CAMERON: First you need to understand what the motivation is. And it’s not just anesthetists. It’s basically any professional group that feels threatened. I’ve heard stories from some countries where the ER docs see every patient when they come in and have the income distributed in different ways. They can either get nothing or everything. Either the inpatient specialist guys upstairs say: “Well, we look after the patients ultimately, so we get all the money,” or the ER docs determine where they go and how much money is distributed after the encounter. At one particular hospital, the emergency department said to the administrators, “We’ll take the money and then we’ll determine what’s left after that.” This has the potential to leave a lot of people unhappy. It also depends on the model of care. If the model of care is based on billing, then the way the billing occurs is fundamental to the power struggles that occur. If you can reassure people they’re not going to miss out on income, then they’re usually pretty happy. If you can’t do that and they feel a threat to their livelihood, you’ll have trouble getting buy-in.

EPI: On a practical level, how do you go about reassuring an entire specialty that they’re not going to get cut out on income?

CAMERON: I think the money always follows where the work is. If you can work with the specialty group and say: “We’re all doctors. We’re all working together towards an ultimate outcome, which is better patient care,” you can agree on the essential facts. Despite what an anesthetists group or a surgeon group might say about getting less money, the individuals are actually getting the same amount. It’s just that some are now relabeled, if you like, as emergency physicians. I think it’s this sort of external threat and the threat of the unknown that makes it most difficult. The problem in some of these European countries is that the professor, the academic head at the top of the traditional specialties, is most threatened: they’ve got a big empire which might well shrink.

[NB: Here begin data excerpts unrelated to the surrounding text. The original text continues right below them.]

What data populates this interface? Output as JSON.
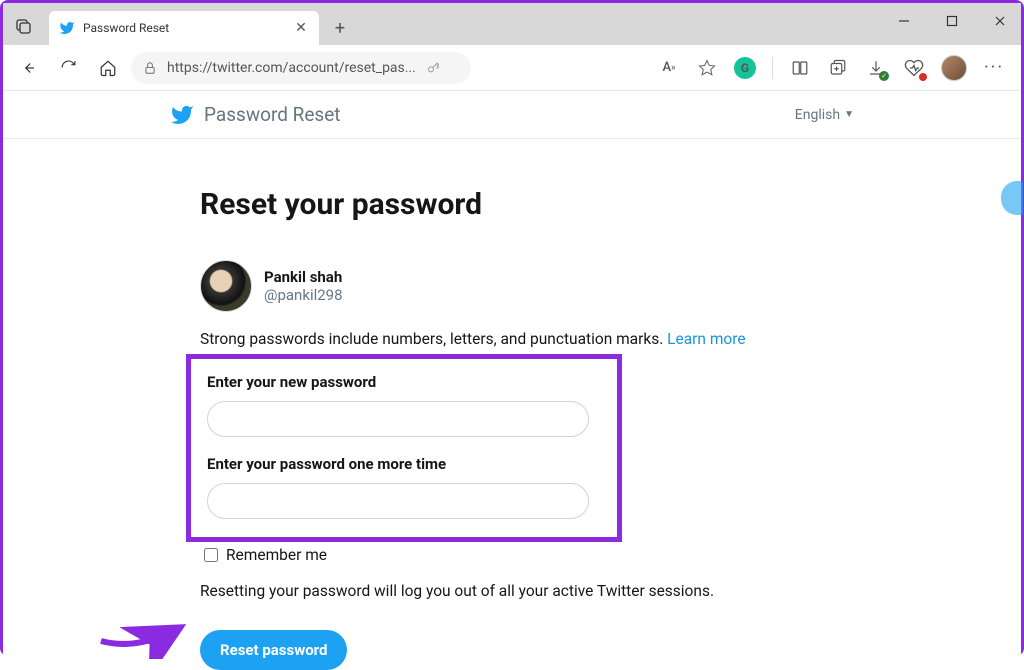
{
  "browser": {
    "tab_title": "Password Reset",
    "url_display": "https://twitter.com/account/reset_pas...",
    "language": "English"
  },
  "header": {
    "title": "Password Reset"
  },
  "main": {
    "heading": "Reset your password",
    "user_name": "Pankil shah",
    "user_handle": "@pankil298",
    "desc_text": "Strong passwords include numbers, letters, and punctuation marks. ",
    "learn_more": "Learn more",
    "label_new": "Enter your new password",
    "label_confirm": "Enter your password one more time",
    "remember": "Remember me",
    "note": "Resetting your password will log you out of all your active Twitter sessions.",
    "reset_button": "Reset password"
  }
}
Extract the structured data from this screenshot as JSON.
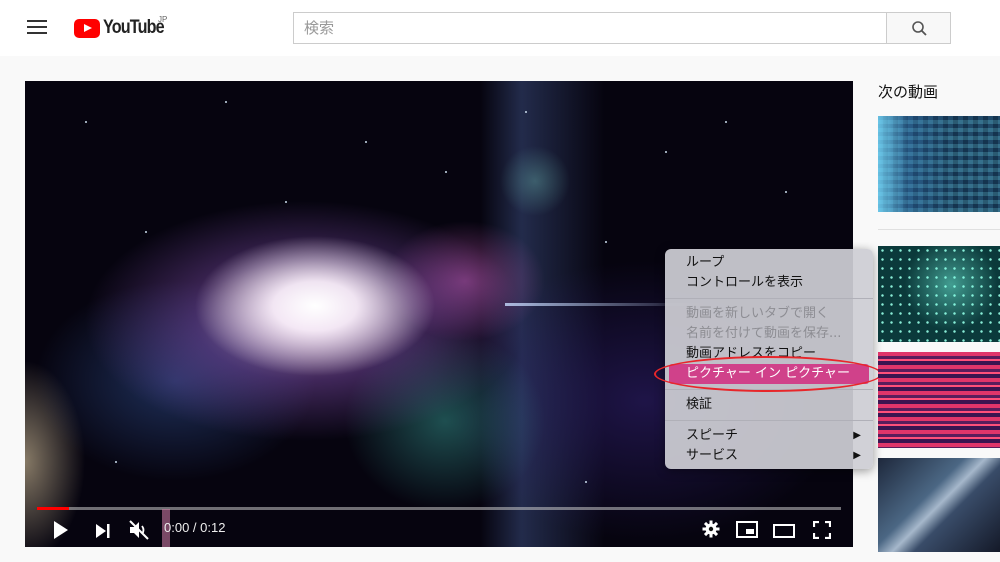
{
  "header": {
    "logo_text": "YouTube",
    "region": "JP",
    "search_placeholder": "検索",
    "brand_color": "#ff0000"
  },
  "player": {
    "current_time": "0:00",
    "duration": "0:12",
    "time_display": "0:00 / 0:12",
    "progress_fraction": 0.04,
    "muted": true
  },
  "context_menu": {
    "highlight_color": "#d0418a",
    "groups": [
      [
        {
          "label": "ループ",
          "enabled": true
        },
        {
          "label": "コントロールを表示",
          "enabled": true
        }
      ],
      [
        {
          "label": "動画を新しいタブで開く",
          "enabled": false
        },
        {
          "label": "名前を付けて動画を保存...",
          "enabled": false
        },
        {
          "label": "動画アドレスをコピー",
          "enabled": true
        },
        {
          "label": "ピクチャー イン ピクチャー",
          "enabled": true,
          "highlighted": true
        }
      ],
      [
        {
          "label": "検証",
          "enabled": true
        }
      ],
      [
        {
          "label": "スピーチ",
          "enabled": true,
          "submenu": true
        },
        {
          "label": "サービス",
          "enabled": true,
          "submenu": true
        }
      ]
    ],
    "submenu_arrow": "▶"
  },
  "annotation": {
    "color": "#e8262a"
  },
  "sidebar": {
    "title": "次の動画",
    "thumbnails": [
      "blue-mosaic-light",
      "teal-particles",
      "pink-light-streaks",
      "sci-fi-city"
    ]
  }
}
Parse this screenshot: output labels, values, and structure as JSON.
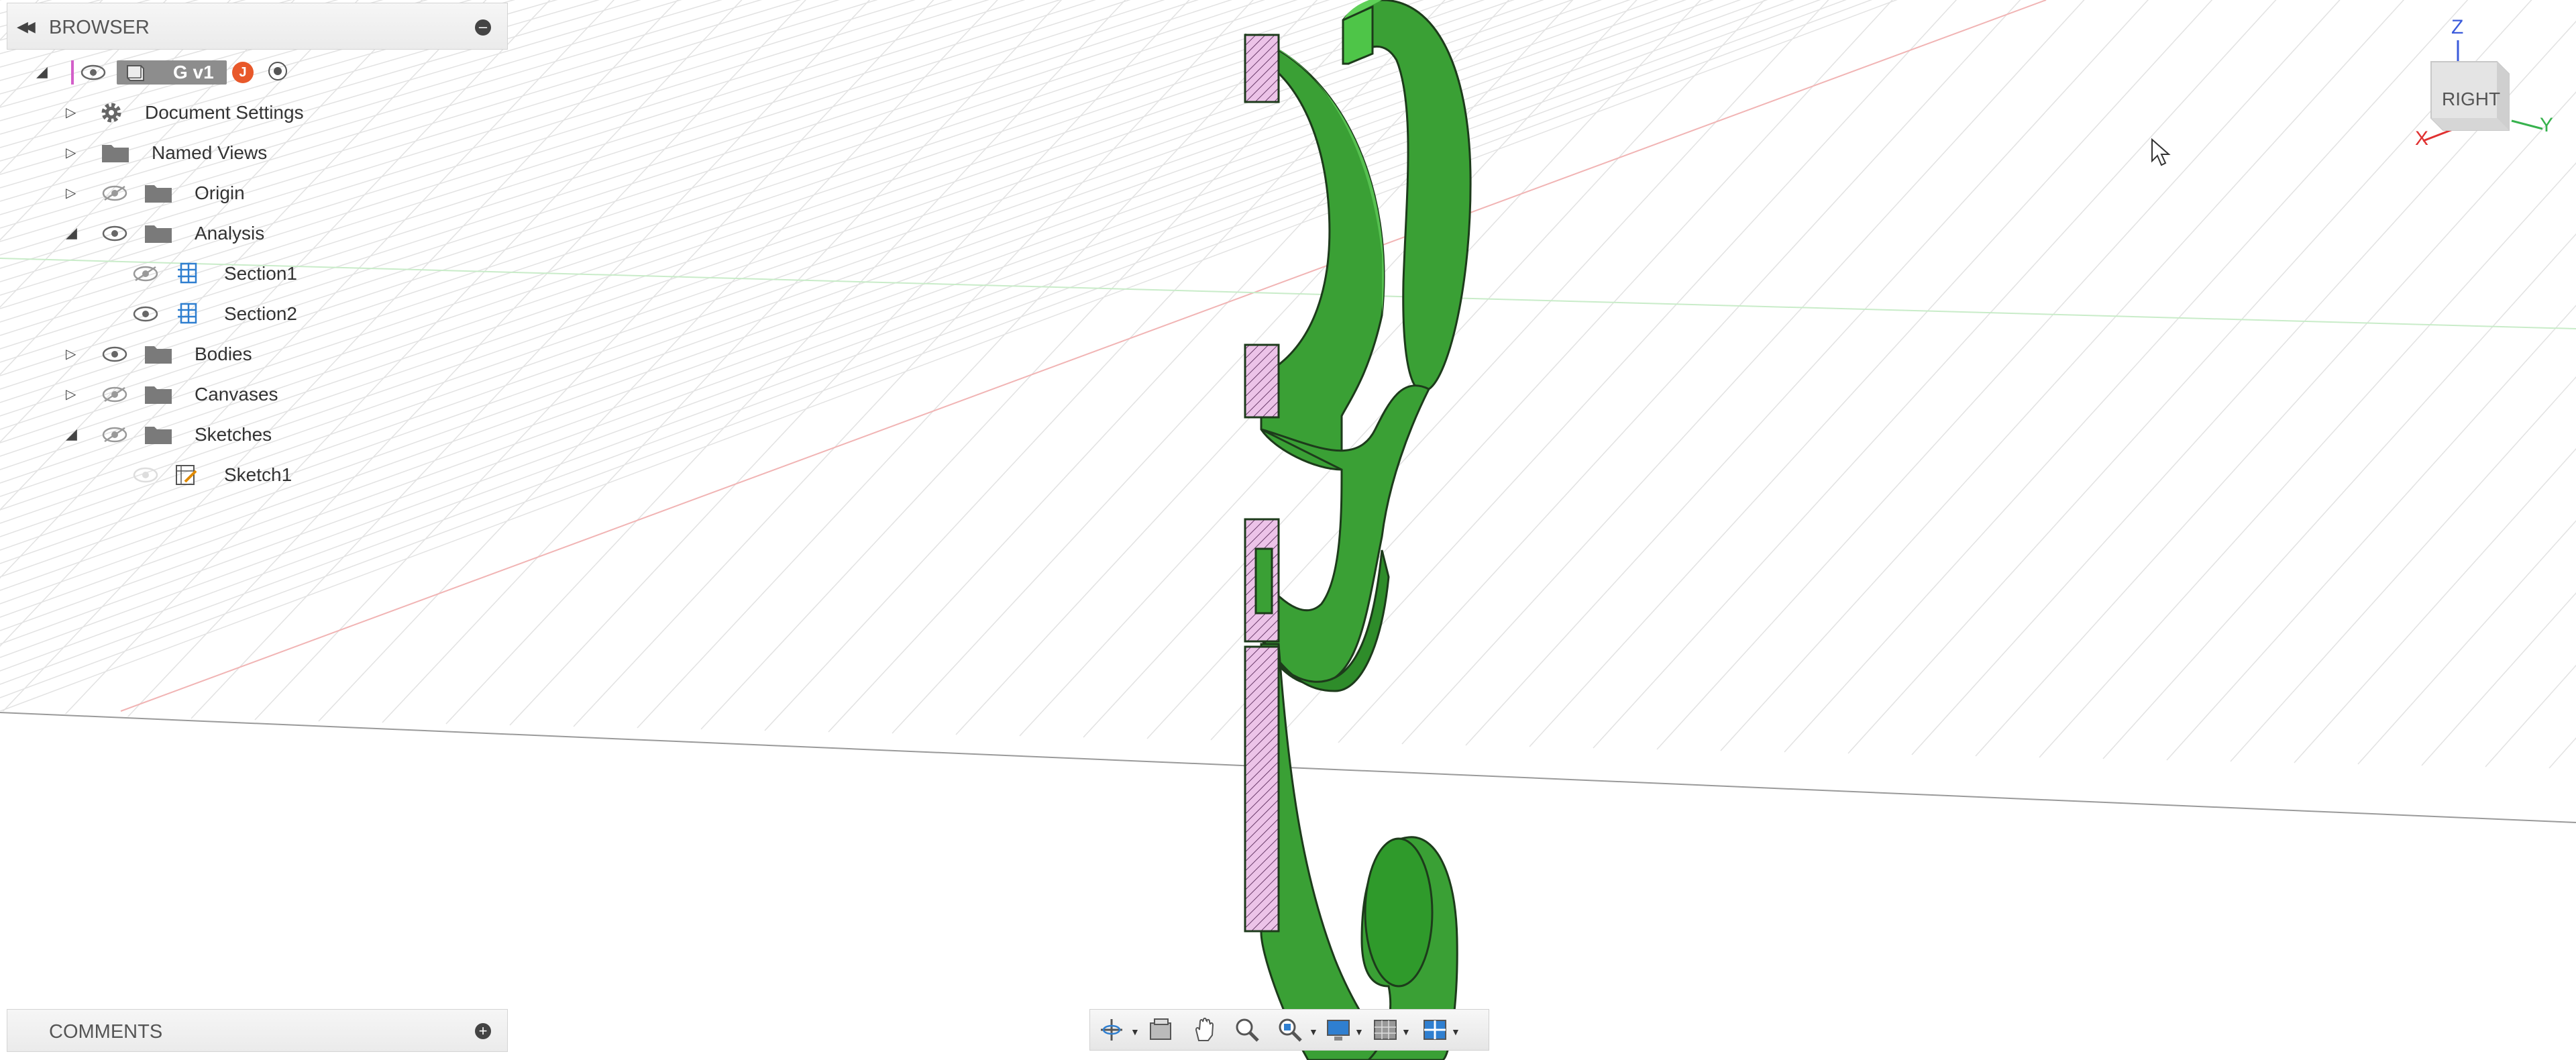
{
  "browser": {
    "title": "BROWSER",
    "collapse_icon": "double-left-arrow",
    "root": {
      "label": "G v1",
      "avatar_letter": "J"
    },
    "items": [
      {
        "label": "Document Settings",
        "icon": "gear-icon",
        "visible": null,
        "expanded": false
      },
      {
        "label": "Named Views",
        "icon": "folder-icon",
        "visible": null,
        "expanded": false
      },
      {
        "label": "Origin",
        "icon": "folder-icon",
        "visible": false,
        "expanded": false
      },
      {
        "label": "Analysis",
        "icon": "folder-icon",
        "visible": true,
        "expanded": true
      },
      {
        "label": "Section1",
        "icon": "section-analysis-icon",
        "visible": false,
        "child": true
      },
      {
        "label": "Section2",
        "icon": "section-analysis-icon",
        "visible": true,
        "child": true
      },
      {
        "label": "Bodies",
        "icon": "folder-icon",
        "visible": true,
        "expanded": false
      },
      {
        "label": "Canvases",
        "icon": "folder-icon",
        "visible": false,
        "expanded": false
      },
      {
        "label": "Sketches",
        "icon": "folder-icon",
        "visible": false,
        "expanded": true
      },
      {
        "label": "Sketch1",
        "icon": "sketch-icon",
        "visible": false,
        "child": true
      }
    ]
  },
  "comments": {
    "title": "COMMENTS"
  },
  "viewcube": {
    "face": "RIGHT",
    "axes": {
      "z": "Z",
      "x": "X",
      "y": "Y"
    },
    "colors": {
      "z": "#3b5bdb",
      "x": "#e03131",
      "y": "#37b24d"
    }
  },
  "toolbar": {
    "tools": [
      "orbit-icon",
      "look-at-icon",
      "pan-icon",
      "zoom-icon",
      "fit-icon",
      "display-settings-icon",
      "grid-settings-icon",
      "viewports-icon"
    ]
  },
  "colors": {
    "model_green": "#3fa63a",
    "model_dark_green": "#2a7f26",
    "section_hatch": "#e8b3e2",
    "grid_line": "#dcdcdc"
  }
}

EPI: Given that model, how do you recommend that physicians go forward trying to find a common ground? Do you think it has to happen more at the hospital level? Or more at the system level?

CAMERON: You can’t tackle this on the ground. You’ve got to tackle that at a governmental level. If you’re going to have a new group of people working in the system, they’ve got to be funded appropriately. I guess the easiest way is if it comes from above. But sometimes that is too slow. In places like Belgium and Belize, those guys have tried to do it from within. But I think it’s really too slow for what is required. So the only way that’s going to happen is by a change in government policy and a change in the way medical services are funded.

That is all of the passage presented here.